Bayes theorem

Bayes theorem is the foundation of Bayesian statistics and the new and emerging discipline of  predictive analytics. Reverend Bayes , a 17th century British mathematician wrote the Bayes theorem as a special case of probability theory. He did not disclose the theorem  fearing that it might not pass rigorous scientific scruitiny. The theorem was recovered after his death .
Here's the theorem and  a  few practical applications.

P(Ri/E) = p(E/Ri) p(Ri) / sum [p(E/Ri) * p(Ri)] i = 1 to n

p(Ri) is called anterior probability  of event Ri. It represents what we already know from past history about event Ri..E is the fresh new evidence that has arrived that would influence the event Ri.

p(Ri/E) is the probability of event Ri given the evidence E.
p(E/Ri) is the likelihood of the evidence itself.

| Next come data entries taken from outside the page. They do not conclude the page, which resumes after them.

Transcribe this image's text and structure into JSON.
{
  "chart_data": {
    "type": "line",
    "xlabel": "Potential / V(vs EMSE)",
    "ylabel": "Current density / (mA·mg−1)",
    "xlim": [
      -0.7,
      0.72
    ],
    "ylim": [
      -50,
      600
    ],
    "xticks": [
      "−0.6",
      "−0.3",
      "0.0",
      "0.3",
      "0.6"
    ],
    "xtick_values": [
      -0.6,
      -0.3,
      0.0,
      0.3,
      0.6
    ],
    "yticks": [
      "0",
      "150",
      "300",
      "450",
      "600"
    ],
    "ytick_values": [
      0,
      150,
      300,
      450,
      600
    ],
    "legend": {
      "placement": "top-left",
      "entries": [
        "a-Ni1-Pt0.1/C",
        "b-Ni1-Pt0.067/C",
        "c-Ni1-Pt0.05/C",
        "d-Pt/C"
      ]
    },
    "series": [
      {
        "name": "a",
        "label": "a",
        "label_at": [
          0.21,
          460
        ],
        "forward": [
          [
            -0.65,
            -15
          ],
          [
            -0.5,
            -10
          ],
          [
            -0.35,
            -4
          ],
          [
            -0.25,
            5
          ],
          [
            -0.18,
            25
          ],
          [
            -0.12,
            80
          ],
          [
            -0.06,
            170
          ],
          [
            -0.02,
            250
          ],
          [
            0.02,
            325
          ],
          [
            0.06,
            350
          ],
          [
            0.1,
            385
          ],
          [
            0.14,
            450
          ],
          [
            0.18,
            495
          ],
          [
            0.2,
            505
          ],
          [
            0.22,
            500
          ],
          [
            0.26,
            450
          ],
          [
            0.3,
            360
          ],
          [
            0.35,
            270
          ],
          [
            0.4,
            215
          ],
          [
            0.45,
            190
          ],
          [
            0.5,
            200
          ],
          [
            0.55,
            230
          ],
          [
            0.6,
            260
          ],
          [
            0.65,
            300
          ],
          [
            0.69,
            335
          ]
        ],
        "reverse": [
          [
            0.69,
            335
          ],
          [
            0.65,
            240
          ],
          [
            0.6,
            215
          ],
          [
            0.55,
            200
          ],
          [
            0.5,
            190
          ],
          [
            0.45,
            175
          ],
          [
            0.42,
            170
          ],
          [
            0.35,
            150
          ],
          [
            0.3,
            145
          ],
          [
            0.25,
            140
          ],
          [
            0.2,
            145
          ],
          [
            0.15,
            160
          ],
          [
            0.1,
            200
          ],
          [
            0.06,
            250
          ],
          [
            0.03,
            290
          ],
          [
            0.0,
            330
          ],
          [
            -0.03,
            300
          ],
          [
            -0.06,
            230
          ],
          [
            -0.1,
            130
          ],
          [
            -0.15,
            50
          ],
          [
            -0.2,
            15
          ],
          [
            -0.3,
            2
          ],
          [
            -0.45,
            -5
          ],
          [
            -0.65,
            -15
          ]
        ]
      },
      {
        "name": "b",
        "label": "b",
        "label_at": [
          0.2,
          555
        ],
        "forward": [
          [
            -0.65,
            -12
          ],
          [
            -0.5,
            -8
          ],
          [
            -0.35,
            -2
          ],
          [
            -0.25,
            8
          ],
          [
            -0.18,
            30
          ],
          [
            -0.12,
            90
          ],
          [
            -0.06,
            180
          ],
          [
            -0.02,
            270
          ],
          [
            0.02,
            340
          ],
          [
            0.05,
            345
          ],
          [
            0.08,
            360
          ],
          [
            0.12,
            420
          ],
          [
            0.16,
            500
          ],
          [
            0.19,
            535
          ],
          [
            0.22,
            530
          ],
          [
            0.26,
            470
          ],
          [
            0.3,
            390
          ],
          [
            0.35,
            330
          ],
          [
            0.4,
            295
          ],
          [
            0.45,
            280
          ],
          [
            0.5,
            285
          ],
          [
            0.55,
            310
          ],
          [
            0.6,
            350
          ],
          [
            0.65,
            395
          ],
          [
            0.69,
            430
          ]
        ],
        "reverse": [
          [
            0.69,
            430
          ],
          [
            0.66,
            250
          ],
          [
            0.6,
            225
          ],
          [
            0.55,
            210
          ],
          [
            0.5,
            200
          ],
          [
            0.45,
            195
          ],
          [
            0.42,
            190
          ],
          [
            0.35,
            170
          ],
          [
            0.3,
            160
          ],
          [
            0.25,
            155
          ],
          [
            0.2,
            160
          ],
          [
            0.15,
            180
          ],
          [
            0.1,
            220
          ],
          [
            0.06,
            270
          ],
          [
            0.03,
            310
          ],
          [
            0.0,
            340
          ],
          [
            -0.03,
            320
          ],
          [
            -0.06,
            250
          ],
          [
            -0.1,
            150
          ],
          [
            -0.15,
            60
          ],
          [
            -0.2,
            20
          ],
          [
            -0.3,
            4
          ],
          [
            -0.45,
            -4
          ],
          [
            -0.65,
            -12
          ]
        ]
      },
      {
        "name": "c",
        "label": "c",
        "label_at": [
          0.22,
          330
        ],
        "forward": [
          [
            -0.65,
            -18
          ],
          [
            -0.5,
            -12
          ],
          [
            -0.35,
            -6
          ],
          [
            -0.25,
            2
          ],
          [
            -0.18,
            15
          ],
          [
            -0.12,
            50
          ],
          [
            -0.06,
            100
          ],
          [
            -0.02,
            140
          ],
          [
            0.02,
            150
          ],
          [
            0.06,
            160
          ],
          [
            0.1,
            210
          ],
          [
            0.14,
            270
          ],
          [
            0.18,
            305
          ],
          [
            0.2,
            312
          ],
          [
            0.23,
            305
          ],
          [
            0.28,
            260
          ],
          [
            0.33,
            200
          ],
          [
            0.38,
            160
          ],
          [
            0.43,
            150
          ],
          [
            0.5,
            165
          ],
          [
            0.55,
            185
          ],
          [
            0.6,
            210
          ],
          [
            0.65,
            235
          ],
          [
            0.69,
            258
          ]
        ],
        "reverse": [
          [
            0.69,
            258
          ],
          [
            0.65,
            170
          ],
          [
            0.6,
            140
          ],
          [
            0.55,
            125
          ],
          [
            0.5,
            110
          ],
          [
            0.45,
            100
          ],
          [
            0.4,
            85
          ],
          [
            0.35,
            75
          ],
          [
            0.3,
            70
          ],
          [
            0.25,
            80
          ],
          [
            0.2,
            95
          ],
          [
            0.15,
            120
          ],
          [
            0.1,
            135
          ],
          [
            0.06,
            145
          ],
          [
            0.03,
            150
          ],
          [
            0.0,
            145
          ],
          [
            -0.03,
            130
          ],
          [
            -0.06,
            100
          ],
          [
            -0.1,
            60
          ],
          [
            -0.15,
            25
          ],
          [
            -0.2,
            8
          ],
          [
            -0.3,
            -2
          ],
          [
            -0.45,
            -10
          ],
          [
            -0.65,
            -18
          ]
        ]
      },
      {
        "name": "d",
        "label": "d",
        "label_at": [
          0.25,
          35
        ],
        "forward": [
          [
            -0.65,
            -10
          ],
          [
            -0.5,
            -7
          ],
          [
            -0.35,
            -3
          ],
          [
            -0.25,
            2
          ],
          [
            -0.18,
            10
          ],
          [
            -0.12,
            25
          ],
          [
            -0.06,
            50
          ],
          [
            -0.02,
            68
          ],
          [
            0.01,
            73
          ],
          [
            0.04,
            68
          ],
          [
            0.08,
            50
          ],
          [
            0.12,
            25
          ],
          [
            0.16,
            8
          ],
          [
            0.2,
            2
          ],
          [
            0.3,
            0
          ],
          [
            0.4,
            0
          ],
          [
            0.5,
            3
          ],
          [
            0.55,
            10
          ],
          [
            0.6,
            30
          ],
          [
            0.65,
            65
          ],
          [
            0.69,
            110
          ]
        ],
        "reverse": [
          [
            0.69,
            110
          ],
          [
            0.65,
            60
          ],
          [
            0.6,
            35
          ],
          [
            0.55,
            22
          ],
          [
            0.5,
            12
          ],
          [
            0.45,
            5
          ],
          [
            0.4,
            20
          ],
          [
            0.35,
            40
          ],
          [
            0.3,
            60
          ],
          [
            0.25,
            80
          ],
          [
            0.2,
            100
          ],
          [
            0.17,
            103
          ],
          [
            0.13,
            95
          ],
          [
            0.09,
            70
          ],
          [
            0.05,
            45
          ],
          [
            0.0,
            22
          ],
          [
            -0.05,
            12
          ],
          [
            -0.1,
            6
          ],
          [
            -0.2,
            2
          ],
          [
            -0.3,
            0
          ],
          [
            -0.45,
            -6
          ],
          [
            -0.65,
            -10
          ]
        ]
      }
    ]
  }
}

As can be seen above as new evidence surfaces, the theorem lets us update our knowledge about the probability of occurrence of the event Ri. p(Ri) was our knowledge of the event based on its history,
while p(Ri/E) is our updated knowledge after taking the evidence E into consideration.

These probabilities can be deterministic or may represent a certain distribution.
Here are a few practical examples  where the theroem could be applied.
(An example similar to the first example below was  cited in a recent issue of Sloan Management Review).

1.I know the history of rainfall in my region for the past 10 years. I now have the evidence that this year
the temperatures were higher than normal. We know that higher temperatures correspond to higher rainfall
and follows a certain distribution. Using this evidence, we can predict the probability of rains this year  .
If I calculated probability based on history alone (which is what frequentists would do)  , I would be ignorning the key evidence that surfaced this year.

2. We know the history of deliveries of a certain supplier. A new evidence has arrived that the supplier's capacity is full due to a new contract they have signed with some customer. We know the relationship between the supplier's capacity and on time delivery . Given the evidence, we can find out the probability of on time delivery this month. If we had not used Bayes theorem, (and instead relied  on history alone as a frequentist would do)  the probability would have been based solely on the supplier's  historical performance and hence would have ignored the critical new evidence.

Bayesian theorem does have certain limitations/gotchas  in practical life as would be seen in future blogs.